Question

Would a reaction occur if a piece of `Sn` metal were placed in a `ZnSO_4` solution?

Answer 1

Yes. There would be a spontaneous redox (oxidation-reduction) reaction between the `Sn` metal and the `Zn^(2+)` ion, given by:

`Sn^(2+) + Zn rarr Sn + Zn^(2+)`

Explanation:

You will have to consult a list of reduction potentials that includes the following two half-reactions:

`Zn^(2+) + 2e^(-) rarr Zn` `E° = -0.76 V`

`Sn^(2+) + 2e^(-) rarr Sn` `E° = -0.14 V`

There is a list here: http://chem.libretexts.org/Core/Analytical_Chemistry/Electrochemistry/Redox_Chemistry/Standard_Reduction_Potential

We are considering that one (and only one) of two possible reactions will occur. Either zinc ion will reduce (the top half-reaction), accompanied by oxidation of tin metal (the reverse of the lower half-reaction), or exactly the reverse will be true - tin ion will reduce (the lower half reaction) accompanied by the oxidation of zinc metal (the reverse of the upper half-reaction)

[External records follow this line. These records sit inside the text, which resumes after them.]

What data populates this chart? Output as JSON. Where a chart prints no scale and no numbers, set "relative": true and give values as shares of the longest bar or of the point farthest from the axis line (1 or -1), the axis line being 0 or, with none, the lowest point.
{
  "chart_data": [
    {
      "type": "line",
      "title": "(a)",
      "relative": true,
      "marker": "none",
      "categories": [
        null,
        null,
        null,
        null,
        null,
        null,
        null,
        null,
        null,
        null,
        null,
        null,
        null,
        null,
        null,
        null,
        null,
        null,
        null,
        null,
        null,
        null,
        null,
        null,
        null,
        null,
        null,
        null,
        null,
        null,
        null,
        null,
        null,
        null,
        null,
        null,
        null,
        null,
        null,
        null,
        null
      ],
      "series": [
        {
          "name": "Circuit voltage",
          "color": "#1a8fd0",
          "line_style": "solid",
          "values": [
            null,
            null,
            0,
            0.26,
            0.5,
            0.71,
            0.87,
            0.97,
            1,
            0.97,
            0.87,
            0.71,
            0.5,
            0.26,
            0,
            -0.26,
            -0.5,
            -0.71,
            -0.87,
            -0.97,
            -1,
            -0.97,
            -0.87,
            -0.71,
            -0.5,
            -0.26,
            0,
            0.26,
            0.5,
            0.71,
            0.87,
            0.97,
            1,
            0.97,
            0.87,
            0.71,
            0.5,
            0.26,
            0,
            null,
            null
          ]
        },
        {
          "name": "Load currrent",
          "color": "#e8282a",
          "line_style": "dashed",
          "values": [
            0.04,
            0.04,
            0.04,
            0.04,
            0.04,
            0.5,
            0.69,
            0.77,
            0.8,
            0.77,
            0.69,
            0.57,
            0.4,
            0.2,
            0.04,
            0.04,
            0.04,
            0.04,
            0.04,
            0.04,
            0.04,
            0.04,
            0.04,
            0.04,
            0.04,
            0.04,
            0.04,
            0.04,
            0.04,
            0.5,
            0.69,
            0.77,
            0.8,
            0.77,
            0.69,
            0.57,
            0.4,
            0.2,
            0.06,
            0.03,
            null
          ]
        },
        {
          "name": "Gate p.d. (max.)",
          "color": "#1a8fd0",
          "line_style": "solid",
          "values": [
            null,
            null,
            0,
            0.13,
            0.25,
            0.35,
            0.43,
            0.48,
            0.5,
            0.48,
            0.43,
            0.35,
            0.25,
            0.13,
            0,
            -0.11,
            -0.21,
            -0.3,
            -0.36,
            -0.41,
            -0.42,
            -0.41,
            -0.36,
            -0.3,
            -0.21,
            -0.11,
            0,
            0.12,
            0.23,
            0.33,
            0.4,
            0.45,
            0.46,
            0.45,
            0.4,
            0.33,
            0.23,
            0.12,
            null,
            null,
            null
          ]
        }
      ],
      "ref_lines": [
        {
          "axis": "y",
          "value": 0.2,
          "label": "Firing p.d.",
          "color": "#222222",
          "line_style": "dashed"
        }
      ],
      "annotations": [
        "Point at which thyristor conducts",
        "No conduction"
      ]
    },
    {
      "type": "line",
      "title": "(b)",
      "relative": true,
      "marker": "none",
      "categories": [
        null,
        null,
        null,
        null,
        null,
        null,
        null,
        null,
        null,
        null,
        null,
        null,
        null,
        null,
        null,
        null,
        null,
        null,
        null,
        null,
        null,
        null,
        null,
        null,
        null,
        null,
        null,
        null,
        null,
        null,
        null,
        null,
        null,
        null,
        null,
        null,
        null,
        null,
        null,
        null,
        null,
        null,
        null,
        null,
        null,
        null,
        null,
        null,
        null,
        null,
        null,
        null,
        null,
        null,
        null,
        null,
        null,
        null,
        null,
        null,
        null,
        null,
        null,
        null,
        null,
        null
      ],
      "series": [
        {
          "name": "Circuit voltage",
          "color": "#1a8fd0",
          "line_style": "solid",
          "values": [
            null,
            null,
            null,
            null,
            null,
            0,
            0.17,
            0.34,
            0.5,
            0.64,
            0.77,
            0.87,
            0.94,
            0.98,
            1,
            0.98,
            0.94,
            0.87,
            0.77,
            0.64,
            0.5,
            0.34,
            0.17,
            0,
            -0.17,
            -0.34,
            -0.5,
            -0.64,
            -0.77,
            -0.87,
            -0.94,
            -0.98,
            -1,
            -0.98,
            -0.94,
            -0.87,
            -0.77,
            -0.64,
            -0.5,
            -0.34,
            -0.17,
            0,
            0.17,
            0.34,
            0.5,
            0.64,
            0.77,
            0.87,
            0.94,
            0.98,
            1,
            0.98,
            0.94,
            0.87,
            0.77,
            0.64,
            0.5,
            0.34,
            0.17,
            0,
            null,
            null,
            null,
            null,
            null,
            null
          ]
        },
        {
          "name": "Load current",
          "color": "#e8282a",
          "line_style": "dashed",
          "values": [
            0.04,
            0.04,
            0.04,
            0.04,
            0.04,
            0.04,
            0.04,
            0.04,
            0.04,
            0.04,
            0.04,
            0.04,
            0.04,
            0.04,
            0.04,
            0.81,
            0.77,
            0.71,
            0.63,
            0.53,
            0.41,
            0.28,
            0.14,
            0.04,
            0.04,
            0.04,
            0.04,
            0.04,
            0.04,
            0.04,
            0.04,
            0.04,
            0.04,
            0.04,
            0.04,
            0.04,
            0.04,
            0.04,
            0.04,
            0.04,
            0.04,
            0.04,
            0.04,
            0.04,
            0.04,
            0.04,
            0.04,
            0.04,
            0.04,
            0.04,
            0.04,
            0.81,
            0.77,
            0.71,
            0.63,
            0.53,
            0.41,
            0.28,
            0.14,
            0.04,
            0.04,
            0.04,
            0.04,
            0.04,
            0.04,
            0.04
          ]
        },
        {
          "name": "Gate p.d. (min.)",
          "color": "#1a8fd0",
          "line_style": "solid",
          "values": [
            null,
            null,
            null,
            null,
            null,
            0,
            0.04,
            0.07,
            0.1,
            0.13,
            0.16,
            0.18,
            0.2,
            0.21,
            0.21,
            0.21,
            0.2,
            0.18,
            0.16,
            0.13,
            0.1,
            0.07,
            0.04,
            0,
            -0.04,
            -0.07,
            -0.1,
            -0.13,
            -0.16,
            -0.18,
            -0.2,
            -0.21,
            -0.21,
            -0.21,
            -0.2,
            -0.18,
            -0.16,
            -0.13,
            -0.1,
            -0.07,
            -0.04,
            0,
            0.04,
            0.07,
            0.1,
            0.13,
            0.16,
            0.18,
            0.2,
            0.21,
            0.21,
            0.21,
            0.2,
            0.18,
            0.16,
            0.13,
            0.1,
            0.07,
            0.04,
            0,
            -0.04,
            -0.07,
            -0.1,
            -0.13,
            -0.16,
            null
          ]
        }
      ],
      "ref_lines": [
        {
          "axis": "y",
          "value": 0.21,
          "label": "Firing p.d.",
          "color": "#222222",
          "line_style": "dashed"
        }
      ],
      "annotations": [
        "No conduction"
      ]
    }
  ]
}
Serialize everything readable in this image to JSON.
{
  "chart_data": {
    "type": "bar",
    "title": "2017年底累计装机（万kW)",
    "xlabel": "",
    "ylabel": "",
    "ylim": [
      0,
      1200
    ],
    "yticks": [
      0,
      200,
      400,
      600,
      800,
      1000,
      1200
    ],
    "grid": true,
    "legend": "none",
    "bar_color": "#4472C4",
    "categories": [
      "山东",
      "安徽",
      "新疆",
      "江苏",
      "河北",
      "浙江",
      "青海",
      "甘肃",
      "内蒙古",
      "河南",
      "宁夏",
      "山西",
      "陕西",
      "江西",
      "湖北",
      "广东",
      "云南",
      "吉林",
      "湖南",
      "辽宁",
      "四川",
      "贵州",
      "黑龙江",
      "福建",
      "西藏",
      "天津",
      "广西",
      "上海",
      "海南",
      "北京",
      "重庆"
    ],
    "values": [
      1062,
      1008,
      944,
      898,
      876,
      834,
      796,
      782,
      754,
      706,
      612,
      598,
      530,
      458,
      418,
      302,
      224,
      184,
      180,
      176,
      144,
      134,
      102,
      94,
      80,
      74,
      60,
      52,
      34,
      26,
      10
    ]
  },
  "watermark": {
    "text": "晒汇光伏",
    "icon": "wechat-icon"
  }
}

To determine which is the actual reaction, we note that the following equation must yield a positive result:

E°(reduction) - E°(oxidation) = E°(net)

We get a positive result for the subtraction

`-0.14 - (-0.76) = 0.62 V`

which means that the Sn half-reaction must be the reduction in this system, and the Zn half-reaction furnishes the oxidation.

The actual half-reactions occurring are:

`Sn^(2+) + 2e^(-) rarr Sn`

`Zn rarr Zn^(2+) + 2e^(-)`

To find the overall reaction, add the two halves (after cancelling the electrons):

`Sn^(2+) + Zn rarr Sn + Zn^(2+)`

The sulfate ion is merely a spectator in this situation.